Group Loses Friend Marty Graw at Worst Possible Time

On Saturday, March 2, a group of WashU students were left frazzled after the Bud Light Grand Parade when their friend Marty Graw, junior, disappeared into the massive crowd, allegedly to buy some cold ones for the boys.

“At first I thought he was just showing people one of his magic acts,” said Kyle Richards, Graw’s suitemate. “Marty reallyyyy wants to be a birthday party magician. He’s been working on his vanishing act for weeks, but each time he just blows out a ton of smoke from his juul and tries to sprint away before it clears. It never worked before, so I was impressed for a hot sec.”

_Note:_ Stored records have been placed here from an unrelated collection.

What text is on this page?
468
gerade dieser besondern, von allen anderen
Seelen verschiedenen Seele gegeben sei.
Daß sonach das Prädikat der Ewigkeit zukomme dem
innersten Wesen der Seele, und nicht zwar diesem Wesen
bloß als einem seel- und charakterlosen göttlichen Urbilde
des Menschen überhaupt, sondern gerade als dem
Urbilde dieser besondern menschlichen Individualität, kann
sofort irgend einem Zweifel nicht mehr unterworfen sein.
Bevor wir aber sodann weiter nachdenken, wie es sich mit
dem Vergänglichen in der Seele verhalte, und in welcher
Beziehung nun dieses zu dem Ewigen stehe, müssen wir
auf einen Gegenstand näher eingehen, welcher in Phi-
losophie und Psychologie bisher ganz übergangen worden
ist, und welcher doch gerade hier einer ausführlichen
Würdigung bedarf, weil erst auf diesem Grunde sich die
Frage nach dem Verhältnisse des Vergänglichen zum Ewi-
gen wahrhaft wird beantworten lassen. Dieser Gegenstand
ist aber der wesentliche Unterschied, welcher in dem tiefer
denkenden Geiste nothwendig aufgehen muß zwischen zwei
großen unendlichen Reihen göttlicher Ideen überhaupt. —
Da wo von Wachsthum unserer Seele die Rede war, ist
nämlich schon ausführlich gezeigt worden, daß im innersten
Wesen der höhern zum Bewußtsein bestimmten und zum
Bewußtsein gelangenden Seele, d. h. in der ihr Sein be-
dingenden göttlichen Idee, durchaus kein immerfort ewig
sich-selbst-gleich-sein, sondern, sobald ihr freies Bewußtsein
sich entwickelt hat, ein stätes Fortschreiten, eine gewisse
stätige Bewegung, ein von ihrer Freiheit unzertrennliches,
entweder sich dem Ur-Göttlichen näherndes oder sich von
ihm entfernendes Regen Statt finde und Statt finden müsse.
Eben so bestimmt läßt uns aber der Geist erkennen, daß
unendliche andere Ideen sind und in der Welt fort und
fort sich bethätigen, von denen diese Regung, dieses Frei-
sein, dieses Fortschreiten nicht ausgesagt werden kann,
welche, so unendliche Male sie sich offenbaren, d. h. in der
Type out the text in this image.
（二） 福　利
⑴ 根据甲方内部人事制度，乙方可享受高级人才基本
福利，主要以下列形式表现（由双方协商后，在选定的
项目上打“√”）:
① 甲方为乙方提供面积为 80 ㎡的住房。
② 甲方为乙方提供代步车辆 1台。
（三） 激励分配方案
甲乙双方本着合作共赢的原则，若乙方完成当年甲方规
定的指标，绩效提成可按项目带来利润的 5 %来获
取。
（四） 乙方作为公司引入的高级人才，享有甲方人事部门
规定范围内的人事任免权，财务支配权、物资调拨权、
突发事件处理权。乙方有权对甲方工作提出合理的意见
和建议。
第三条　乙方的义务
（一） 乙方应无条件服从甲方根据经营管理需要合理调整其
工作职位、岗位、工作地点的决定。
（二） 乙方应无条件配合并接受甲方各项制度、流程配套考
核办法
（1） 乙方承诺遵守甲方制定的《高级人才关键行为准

Junior Marty Graw was last spotted wearing some bland-ass frat guy outfit. We’re actually not sure if this is him, but it’s close enough.

“Yeah, it’s obscene. I kept yelling at people to ask if they had seen him, but they would just scream and cheer ‘MAARDIIII GRAAAAASSSS’ in my face,” said Frank Hamilton, Graw’s Kappa Sig brother. “Literally, of all days for the kid to go missing. Fucking typical. I’m fed up with him always disappearing on Saturdays. Doesn’t he know they’re for the boys?”

Officer Jim Michaelson of the St. Louis Metropolitan Police Department spent the weekend searching the streets of Soulard with his K-9 Rufus, who was trained to look for Graw’s signature scent combination of Natty Light, week-old boxers, and weed.

“I hope they find him soon,” sighed Kaitlyn Fisher, freshman and Graw’s girlfriend. “He was supposed to go on a pods run for me today. I’m completely out. Wait, I think the fucker has my juul too. God damn it!”

If you see a tall, lanky white boy absentmindedly wandering the streets of Soulard in boat shoes (despite never stepping off shore ever), douchey Ray Bans, and Vineyard Vines apparel, please call 1-800-MG-U-SUCK to help his friends bring him home.